Der Chef des Hamas-Politbüros, Khaled Mechaal (Mashaal), ist am Donnerstag zu Gesprächen mit türkischen Regierungsvertretern in Ankara eingetroffen. Die Türkei ist Israels engster Verbündeter in der islamischen Welt. Die Hamas-Delegation sei nicht auf Einladung der Regierung, sondern der islamisch geprägten Regierungspartei AKP (Gerechtigkeits- und Entwicklungspartei) nach Ankara gekommen, hieß es in Regierungskreisen. Doch seien auch Kontakte im Außenministerium geplant. Mechaal, gegen den der israelische Geheimdienst Mossad 1997 in Amman einen Mordversuch unternommen hatte, erhielt auch Einladungen nach Jordanien und Saudiarabien.

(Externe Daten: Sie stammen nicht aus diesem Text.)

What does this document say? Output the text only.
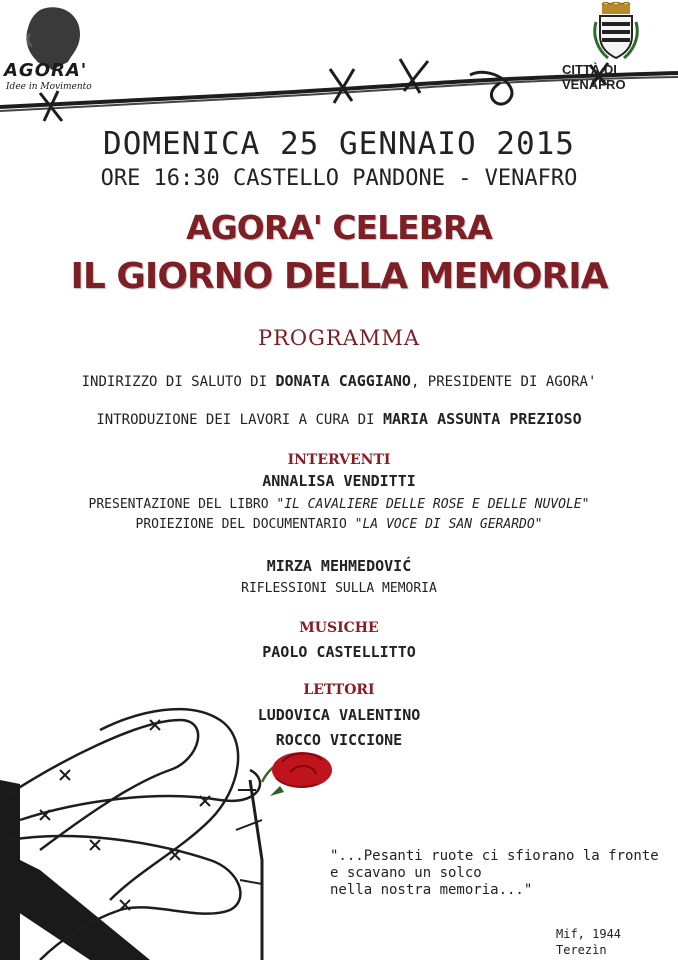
AGORA'
Idee in Movimento
CITTÀ DI VENAFRO
DOMENICA 25 GENNAIO 2015
ORE 16:30 CASTELLO PANDONE - VENAFRO
AGORA' CELEBRA
IL GIORNO DELLA MEMORIA
PROGRAMMA
INDIRIZZO DI SALUTO DI DONATA CAGGIANO, PRESIDENTE DI AGORA'
INTRODUZIONE DEI LAVORI A CURA DI MARIA ASSUNTA PREZIOSO
INTERVENTI
ANNALISA VENDITTI
PRESENTAZIONE DEL LIBRO "IL CAVALIERE DELLE ROSE E DELLE NUVOLE"
PROIEZIONE DEL DOCUMENTARIO "LA VOCE DI SAN GERARDO"
MIRZA MEHMEDOVIĆ
RIFLESSIONI SULLA MEMORIA
MUSICHE
PAOLO CASTELLITTO
LETTORI
LUDOVICA VALENTINO
ROCCO VICCIONE
"...Pesanti ruote ci sfiorano la fronte
e scavano un solco
nella nostra memoria..."
Mif, 1944
Terezìn
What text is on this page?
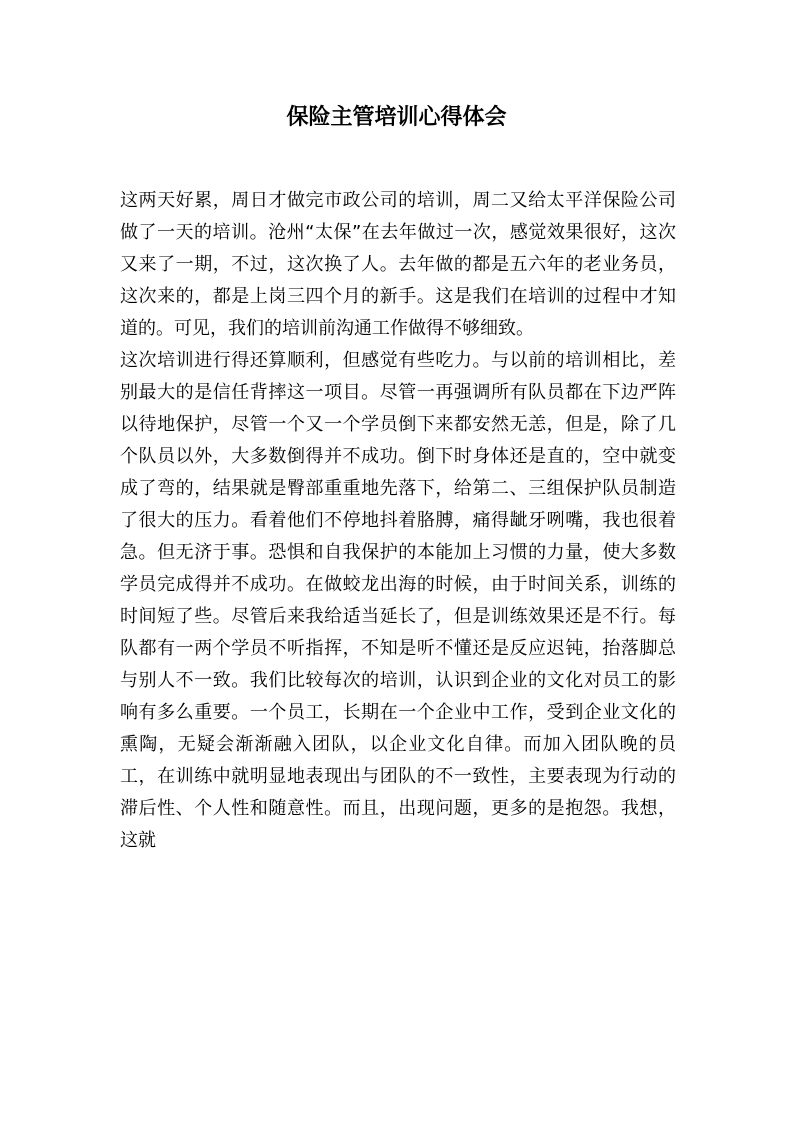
保险主管培训心得体会

这两天好累，周日才做完市政公司的培训，周二又给太平洋保险公司做了一天的培训。沧州“太保”在去年做过一次，感觉效果很好，这次又来了一期，不过，这次换了人。去年做的都是五六年的老业务员，这次来的，都是上岗三四个月的新手。这是我们在培训的过程中才知道的。可见，我们的培训前沟通工作做得不够细致。

这次培训进行得还算顺利，但感觉有些吃力。与以前的培训相比，差别最大的是信任背摔这一项目。尽管一再强调所有队员都在下边严阵以待地保护，尽管一个又一个学员倒下来都安然无恙，但是，除了几个队员以外，大多数倒得并不成功。倒下时身体还是直的，空中就变成了弯的，结果就是臀部重重地先落下，给第二、三组保护队员制造了很大的压力。看着他们不停地抖着胳膊，痛得龇牙咧嘴，我也很着急。但无济于事。恐惧和自我保护的本能加上习惯的力量，使大多数学员完成得并不成功。在做蛟龙出海的时候，由于时间关系，训练的时间短了些。尽管后来我给适当延长了，但是训练效果还是不行。每队都有一两个学员不听指挥，不知是听不懂还是反应迟钝，抬落脚总与别人不一致。我们比较每次的培训，认识到企业的文化对员工的影响有多么重要。一个员工，长期在一个企业中工作，受到企业文化的熏陶，无疑会渐渐融入团队，以企业文化自律。而加入团队晚的员工，在训练中就明显地表现出与团队的不一致性，主要表现为行动的滞后性、个人性和随意性。而且，出现问题，更多的是抱怨。我想，这就
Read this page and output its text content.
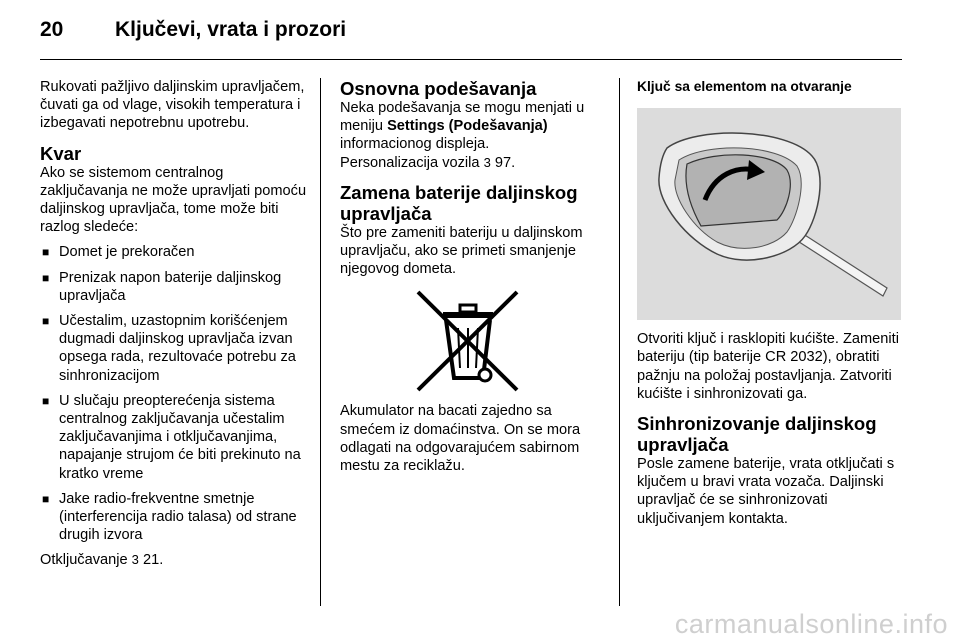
20 Ključevi, vrata i prozori

Rukovati pažljivo daljinskim upravljačem, čuvati ga od vlage, visokih temperatura i izbegavati nepotrebnu upotrebu.

Kvar

Ako se sistemom centralnog zaključavanja ne može upravljati pomoću daljinskog upravljača, tome može biti razlog sledeće:

■ Domet je prekoračen
■ Prenizak napon baterije daljinskog upravljača
■ Učestalim, uzastopnim korišćenjem dugmadi daljinskog upravljača izvan opsega rada, rezultovaće potrebu za sinhronizacijom
■ U slučaju preopterećenja sistema centralnog zaključavanja učestalim zaključavanjima i otključavanjima, napajanje strujom će biti prekinuto na kratko vreme
■ Jake radio-frekventne smetnje (interferencija radio talasa) od strane drugih izvora

Otključavanje 3 21.

Osnovna podešavanja

Neka podešavanja se mogu menjati u meniju Settings (Podešavanja) informacionog displeja.

Personalizacija vozila 3 97.

Zamena baterije daljinskog upravljača

Što pre zameniti bateriju u daljinskom upravljaču, ako se primeti smanjenje njegovog dometa.

Akumulator na bacati zajedno sa smećem iz domaćinstva. On se mora odlagati na odgovarajućem sabirnom mestu za reciklažu.

Ključ sa elementom na otvaranje

Otvoriti ključ i rasklopiti kućište. Zameniti bateriju (tip baterije CR 2032), obratiti pažnju na položaj postavljanja. Zatvoriti kućište i sinhronizovati ga.

Sinhronizovanje daljinskog upravljača

Posle zamene baterije, vrata otključati s ključem u bravi vrata vozača. Daljinski upravljač će se sinhronizovati uključivanjem kontakta.

carmanualsonline.info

Die Hamas hat unterdessen eine offizielle Einladung aus Russland erhalten. Das Schreiben sei an Politbürochef Mechaal gesandt worden, erklärte ein Hamas-Vertreter im Gaza-Streifen. Das genaue Datum würde später fixiert werden. Russlands Präsident Wladimir Putin hatte die Hamas nach deren Wahlsieg Ende Jänner aufgerufen, das Existenzrecht Israels anzuerkennen und sich auf einen friedlichen Dialog einzulassen. Russland habe – anders als die USA und die EU – die Hamas nie als terroristische Organisation bezeichnet, sagte der Präsident. Russland ist Mitglied des so genannten Nahost-Quartetts, zu dem auch die UNO, die USA und die EU gehören.

Das US-Repräsentantenhaus hat eine symbolische Resolution verabschiedet, mit der der Kurs der US-Regierung gegen die Hamas unterstützt wird. Die US-Regierung macht eine weitere Unterstützung der Palästinenser davon abhängig, dass die Hamas ihre antiisraelische Politik aufgibt. Washington sieht, was die Zukunft der Beziehungen zwischen der künftigen palästinensischen Führung und den USA sowie der internationalen Gemeinschaft betrifft, die Hamas am Ball. „Die Hamas ist in der Lage, die richtigen Entscheidungen zu treffen, damit wir sie unterstützen“, sagte Scott Carpenter vom Nahost-Büro des US-Außenministeriums am Donnerstag in Wien vor Journalisten. Der Unterstaatssekretär bekräftigte die Forderungen der USA an die radikale islamische Bewegung, die von Washington, aber auch von der EU als Terrororganisation eingestuft wird: Die Anerkennung des Existenzrechts Israels, den Gewaltverzicht und das Bekenntnis zu bestehenden israelisch-palästinensischen Vereinbarungen. Dies entspreche der Linie des gesamten Nahost-Quartetts.